Dual-Distilled Heterogeneous Federated Learning with Adaptive Margins for Trainable Global Prototypes
Fatema Siddika, Md Anwar Hossen, Wensheng Zhang, Anuj Sharma, Juan Pablo Muñoz, Ali Jannesari
TL;DR
The paper tackles heterogeneity in Federated Learning by introducing FedProtoKD, a framework that combines dual knowledge distillation with adaptive, class-wise trainable prototypes to prevent prototype margin shrink during aggregation. It employs a learnable projection to align heterogeneous feature spaces, a contrastive generator to synthesize server prototypes with per-class adaptive margins, and a variance-weighted logit aggregation plus quality-aware public-data prioritization to distill robust global knowledge. The approach is validated on CIFAR-10/100 and Tiny-ImageNet across extreme and moderate non-IID settings, showing consistent improvements in server and client accuracy and demonstrating robustness to model and data heterogeneity as well as scalability factors.
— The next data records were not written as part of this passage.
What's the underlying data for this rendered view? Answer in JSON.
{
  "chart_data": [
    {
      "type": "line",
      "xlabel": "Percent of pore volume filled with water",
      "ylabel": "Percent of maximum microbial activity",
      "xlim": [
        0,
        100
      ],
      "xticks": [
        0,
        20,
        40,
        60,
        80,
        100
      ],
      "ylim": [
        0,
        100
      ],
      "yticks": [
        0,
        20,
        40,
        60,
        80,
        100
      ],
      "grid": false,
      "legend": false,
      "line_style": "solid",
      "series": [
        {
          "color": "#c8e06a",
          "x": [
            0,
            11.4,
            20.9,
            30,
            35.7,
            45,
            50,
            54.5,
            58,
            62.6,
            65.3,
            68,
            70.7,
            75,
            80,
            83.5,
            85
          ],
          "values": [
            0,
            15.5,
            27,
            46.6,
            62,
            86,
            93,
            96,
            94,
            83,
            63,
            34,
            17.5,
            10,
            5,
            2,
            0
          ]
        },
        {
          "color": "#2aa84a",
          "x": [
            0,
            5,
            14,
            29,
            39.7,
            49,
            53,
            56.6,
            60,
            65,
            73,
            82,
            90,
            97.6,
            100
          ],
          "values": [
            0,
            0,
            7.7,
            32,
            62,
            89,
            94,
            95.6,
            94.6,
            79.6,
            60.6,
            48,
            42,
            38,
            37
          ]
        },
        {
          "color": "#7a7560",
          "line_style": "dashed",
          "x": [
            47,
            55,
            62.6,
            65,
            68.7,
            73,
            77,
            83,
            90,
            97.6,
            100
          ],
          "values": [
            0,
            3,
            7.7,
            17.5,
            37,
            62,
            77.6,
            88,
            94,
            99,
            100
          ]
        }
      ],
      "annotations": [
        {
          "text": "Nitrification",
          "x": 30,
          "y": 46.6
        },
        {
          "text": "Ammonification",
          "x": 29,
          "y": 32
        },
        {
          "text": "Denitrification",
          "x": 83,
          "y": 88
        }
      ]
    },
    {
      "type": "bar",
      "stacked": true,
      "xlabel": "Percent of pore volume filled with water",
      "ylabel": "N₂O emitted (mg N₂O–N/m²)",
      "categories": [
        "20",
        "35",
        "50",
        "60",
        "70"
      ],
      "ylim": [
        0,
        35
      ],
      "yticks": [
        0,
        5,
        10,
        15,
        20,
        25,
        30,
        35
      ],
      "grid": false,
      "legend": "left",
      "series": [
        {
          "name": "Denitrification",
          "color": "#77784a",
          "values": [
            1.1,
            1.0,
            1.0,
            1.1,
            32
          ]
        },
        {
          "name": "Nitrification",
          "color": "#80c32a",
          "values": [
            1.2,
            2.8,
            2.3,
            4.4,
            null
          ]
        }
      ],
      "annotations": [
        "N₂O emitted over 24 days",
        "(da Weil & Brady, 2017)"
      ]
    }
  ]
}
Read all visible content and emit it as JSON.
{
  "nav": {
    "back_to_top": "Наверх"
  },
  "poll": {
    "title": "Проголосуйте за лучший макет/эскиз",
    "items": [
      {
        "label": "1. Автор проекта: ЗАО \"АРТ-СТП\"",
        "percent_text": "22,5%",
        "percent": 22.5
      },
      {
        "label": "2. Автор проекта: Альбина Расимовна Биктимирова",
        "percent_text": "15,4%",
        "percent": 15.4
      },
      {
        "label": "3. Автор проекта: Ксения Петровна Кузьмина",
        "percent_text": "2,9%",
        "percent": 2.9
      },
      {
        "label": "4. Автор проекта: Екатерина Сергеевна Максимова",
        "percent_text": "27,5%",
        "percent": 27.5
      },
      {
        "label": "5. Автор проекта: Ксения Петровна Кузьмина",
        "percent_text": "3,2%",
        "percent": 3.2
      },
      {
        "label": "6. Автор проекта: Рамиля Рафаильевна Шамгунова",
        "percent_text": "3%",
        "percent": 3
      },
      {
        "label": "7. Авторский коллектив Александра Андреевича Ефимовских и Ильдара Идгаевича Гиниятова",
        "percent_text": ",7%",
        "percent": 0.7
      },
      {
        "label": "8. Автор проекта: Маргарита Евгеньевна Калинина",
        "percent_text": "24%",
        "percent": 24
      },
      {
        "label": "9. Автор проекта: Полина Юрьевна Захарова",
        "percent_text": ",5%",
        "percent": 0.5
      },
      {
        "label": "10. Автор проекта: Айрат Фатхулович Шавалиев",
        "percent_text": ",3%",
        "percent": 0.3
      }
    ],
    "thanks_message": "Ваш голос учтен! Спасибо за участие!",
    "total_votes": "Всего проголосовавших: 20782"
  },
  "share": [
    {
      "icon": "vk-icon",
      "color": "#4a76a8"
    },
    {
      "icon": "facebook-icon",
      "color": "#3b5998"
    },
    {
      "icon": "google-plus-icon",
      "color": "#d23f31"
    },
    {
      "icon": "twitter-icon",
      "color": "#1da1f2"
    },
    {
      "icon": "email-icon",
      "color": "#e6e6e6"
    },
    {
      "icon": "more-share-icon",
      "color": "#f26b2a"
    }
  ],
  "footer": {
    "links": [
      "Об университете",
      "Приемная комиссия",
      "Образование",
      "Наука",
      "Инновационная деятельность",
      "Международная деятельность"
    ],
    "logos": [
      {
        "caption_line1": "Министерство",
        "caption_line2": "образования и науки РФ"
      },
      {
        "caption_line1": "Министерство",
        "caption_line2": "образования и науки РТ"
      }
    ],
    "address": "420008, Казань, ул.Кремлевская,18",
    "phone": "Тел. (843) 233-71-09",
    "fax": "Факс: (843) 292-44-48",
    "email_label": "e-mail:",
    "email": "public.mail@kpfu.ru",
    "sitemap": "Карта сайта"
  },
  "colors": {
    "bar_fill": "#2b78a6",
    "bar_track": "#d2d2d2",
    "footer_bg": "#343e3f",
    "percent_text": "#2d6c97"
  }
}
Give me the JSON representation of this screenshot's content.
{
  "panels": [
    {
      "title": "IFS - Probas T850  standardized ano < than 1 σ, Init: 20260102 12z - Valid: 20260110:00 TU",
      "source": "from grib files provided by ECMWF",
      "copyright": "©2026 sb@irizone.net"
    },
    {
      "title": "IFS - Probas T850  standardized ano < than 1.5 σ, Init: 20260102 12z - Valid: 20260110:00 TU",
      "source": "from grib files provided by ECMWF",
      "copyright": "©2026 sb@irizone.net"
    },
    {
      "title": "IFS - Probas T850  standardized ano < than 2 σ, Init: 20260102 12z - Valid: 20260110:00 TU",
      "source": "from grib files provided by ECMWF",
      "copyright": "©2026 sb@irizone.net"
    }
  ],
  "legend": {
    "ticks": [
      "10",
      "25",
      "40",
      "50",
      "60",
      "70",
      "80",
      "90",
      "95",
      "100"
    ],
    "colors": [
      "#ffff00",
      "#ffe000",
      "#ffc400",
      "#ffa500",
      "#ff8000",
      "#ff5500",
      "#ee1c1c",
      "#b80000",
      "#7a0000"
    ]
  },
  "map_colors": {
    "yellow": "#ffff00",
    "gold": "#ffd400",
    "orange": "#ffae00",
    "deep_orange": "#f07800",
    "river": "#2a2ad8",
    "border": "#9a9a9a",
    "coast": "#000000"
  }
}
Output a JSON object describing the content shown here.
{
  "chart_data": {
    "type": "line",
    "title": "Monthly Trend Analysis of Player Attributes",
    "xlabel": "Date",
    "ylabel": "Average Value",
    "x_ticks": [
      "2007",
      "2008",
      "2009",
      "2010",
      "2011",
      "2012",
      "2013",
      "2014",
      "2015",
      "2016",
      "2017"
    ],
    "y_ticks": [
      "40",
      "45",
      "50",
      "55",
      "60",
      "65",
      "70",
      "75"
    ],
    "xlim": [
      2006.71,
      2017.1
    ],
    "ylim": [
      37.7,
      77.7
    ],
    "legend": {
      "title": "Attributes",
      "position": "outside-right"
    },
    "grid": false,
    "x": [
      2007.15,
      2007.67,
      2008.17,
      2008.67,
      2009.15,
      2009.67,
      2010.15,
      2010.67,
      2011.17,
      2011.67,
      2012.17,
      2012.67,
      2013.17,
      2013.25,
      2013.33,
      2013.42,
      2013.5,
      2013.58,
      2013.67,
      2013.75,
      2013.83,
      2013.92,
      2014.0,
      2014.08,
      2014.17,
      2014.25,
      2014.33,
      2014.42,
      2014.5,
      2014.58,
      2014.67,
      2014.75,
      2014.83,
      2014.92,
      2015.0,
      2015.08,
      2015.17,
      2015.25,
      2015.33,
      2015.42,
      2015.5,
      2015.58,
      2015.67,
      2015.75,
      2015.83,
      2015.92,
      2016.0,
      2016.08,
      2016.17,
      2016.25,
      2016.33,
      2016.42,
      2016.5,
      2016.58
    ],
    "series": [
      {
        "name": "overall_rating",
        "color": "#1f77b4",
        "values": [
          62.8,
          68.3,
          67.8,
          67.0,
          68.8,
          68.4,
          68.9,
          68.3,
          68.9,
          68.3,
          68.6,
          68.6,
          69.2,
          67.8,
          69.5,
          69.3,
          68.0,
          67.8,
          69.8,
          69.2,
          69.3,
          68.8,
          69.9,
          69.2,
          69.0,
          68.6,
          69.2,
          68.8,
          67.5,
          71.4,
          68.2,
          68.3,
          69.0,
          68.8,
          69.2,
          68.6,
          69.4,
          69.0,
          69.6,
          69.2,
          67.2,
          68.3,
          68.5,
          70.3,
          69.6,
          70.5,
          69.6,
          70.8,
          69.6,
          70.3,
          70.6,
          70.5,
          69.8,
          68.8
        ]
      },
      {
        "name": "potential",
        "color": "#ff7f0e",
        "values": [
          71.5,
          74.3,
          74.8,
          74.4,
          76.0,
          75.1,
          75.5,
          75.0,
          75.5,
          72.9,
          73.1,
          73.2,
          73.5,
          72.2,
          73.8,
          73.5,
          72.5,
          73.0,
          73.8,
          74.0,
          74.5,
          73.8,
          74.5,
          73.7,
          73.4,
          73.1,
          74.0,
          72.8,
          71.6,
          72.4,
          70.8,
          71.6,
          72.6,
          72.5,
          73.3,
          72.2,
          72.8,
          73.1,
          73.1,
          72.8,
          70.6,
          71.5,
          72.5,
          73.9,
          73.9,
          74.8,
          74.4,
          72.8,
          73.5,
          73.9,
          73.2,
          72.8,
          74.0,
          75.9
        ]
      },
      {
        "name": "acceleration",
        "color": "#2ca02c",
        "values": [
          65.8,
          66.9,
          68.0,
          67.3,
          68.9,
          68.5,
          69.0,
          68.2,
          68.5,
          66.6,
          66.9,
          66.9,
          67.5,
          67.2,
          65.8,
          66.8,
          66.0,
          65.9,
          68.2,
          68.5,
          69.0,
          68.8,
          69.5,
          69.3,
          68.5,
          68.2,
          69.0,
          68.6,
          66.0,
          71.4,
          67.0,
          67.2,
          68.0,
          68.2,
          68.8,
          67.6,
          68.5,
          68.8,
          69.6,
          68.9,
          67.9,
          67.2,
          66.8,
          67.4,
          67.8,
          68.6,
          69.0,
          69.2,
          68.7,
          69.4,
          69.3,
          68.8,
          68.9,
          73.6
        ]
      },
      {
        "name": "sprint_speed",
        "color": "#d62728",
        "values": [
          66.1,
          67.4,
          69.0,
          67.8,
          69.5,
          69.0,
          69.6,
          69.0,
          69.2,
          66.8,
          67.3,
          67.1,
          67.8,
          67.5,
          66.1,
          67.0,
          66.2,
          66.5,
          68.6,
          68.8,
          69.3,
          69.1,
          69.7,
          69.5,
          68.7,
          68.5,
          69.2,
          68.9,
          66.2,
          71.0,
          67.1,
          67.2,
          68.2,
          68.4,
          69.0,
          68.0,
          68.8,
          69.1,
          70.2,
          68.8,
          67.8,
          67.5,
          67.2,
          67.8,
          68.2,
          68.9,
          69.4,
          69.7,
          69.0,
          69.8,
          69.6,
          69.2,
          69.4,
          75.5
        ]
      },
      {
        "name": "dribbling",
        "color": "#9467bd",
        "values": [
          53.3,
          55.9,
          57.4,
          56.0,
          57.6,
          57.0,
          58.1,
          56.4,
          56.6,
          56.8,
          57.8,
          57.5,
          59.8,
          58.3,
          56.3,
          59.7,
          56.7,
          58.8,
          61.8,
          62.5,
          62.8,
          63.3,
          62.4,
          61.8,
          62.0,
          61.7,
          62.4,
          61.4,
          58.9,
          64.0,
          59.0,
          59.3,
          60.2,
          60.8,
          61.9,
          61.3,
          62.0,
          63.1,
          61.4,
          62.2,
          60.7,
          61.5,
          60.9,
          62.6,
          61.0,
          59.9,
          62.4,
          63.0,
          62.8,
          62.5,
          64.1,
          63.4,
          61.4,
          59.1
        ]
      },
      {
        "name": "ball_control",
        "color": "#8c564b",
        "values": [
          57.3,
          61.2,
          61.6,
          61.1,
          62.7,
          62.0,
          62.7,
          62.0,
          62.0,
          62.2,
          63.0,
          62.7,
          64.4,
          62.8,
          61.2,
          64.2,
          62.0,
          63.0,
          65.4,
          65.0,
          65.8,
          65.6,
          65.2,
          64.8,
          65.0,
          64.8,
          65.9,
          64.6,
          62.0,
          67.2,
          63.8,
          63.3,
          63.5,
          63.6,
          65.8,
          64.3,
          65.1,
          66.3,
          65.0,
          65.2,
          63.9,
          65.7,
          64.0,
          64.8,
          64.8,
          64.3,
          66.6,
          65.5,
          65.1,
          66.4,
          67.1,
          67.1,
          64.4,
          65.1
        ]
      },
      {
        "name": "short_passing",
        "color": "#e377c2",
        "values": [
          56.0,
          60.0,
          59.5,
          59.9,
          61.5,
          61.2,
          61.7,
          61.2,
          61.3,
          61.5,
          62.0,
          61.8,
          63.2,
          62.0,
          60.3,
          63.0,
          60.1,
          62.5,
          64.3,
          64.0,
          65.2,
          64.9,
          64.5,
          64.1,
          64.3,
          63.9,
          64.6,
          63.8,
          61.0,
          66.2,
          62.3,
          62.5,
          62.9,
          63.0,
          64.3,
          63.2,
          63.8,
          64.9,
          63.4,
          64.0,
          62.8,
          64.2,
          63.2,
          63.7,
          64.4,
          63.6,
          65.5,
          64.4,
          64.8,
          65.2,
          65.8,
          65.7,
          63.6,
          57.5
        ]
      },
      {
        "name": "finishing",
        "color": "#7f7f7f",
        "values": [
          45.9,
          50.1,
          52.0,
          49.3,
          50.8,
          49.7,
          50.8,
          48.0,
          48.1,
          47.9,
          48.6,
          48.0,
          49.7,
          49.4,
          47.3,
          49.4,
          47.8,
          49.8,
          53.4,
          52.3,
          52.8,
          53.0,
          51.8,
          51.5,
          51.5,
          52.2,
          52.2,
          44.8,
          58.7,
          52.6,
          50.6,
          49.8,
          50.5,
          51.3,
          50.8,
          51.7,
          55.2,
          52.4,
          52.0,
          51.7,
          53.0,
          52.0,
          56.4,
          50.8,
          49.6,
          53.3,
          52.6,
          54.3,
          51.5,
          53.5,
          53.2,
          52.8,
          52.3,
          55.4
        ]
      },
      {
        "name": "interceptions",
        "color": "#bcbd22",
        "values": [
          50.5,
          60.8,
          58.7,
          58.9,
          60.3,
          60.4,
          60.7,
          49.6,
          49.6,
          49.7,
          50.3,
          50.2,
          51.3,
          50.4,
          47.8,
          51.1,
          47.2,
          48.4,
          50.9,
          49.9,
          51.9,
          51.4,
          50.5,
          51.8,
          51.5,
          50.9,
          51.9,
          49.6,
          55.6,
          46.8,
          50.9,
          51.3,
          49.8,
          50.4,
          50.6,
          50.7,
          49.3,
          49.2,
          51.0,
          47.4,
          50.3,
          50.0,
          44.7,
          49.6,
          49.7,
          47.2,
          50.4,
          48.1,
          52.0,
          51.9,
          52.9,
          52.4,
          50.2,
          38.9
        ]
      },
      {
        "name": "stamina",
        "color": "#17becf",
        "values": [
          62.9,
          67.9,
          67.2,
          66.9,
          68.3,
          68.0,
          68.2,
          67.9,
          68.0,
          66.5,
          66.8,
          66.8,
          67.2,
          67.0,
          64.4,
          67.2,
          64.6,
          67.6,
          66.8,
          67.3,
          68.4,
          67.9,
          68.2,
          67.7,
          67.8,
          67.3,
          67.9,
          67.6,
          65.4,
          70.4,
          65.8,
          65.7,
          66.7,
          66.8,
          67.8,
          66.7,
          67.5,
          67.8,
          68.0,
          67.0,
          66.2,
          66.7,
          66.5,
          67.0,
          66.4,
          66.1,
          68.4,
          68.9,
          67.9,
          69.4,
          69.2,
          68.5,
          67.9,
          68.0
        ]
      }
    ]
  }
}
Overall, FedProtoKD advances prototype-based HFL by maintaining discriminative class boundaries and efficient cross-model knowledge transfer while preserving client privacy.
Abstract
Heterogeneous Federated Learning (HFL) has gained significant attention for its capacity to handle both model and data heterogeneity across clients. Prototype-based HFL methods emerge as a promising solution to address statistical and model heterogeneity as well as privacy challenges, paving the way for new advancements in HFL research. This method focuses on sharing class-representative prototypes among heterogeneous clients. However, aggregating these prototypes via standard weighted averaging often yields sub-optimal global knowledge. Specifically, the averaging approach induces a shrinking of the aggregated prototypes' decision margins, thereby degrading model performance in scenarios with model heterogeneity and non-IID data distributions. The propose FedProtoKD in a Heterogeneous Federated Learning setting, utilizing an enhanced dual-knowledge distillation mechanism to enhance system performance by leveraging clients' logits and prototype feature representations. The proposed framework aims to resolve the prototype margin-shrinking problem using a contrastive learning-based trainable server prototype by leveraging a class-wise adaptive prototype margin. Furthermore, the framework assess the importance of public samples using the closeness of the sample's prototype to its class representative prototypes, which enhances learning performance. FedProtoKD improved test accuracy by an average of 1.13% and up to 34.13% across various settings, significantly outperforming existing state-of-the-art HFL methods.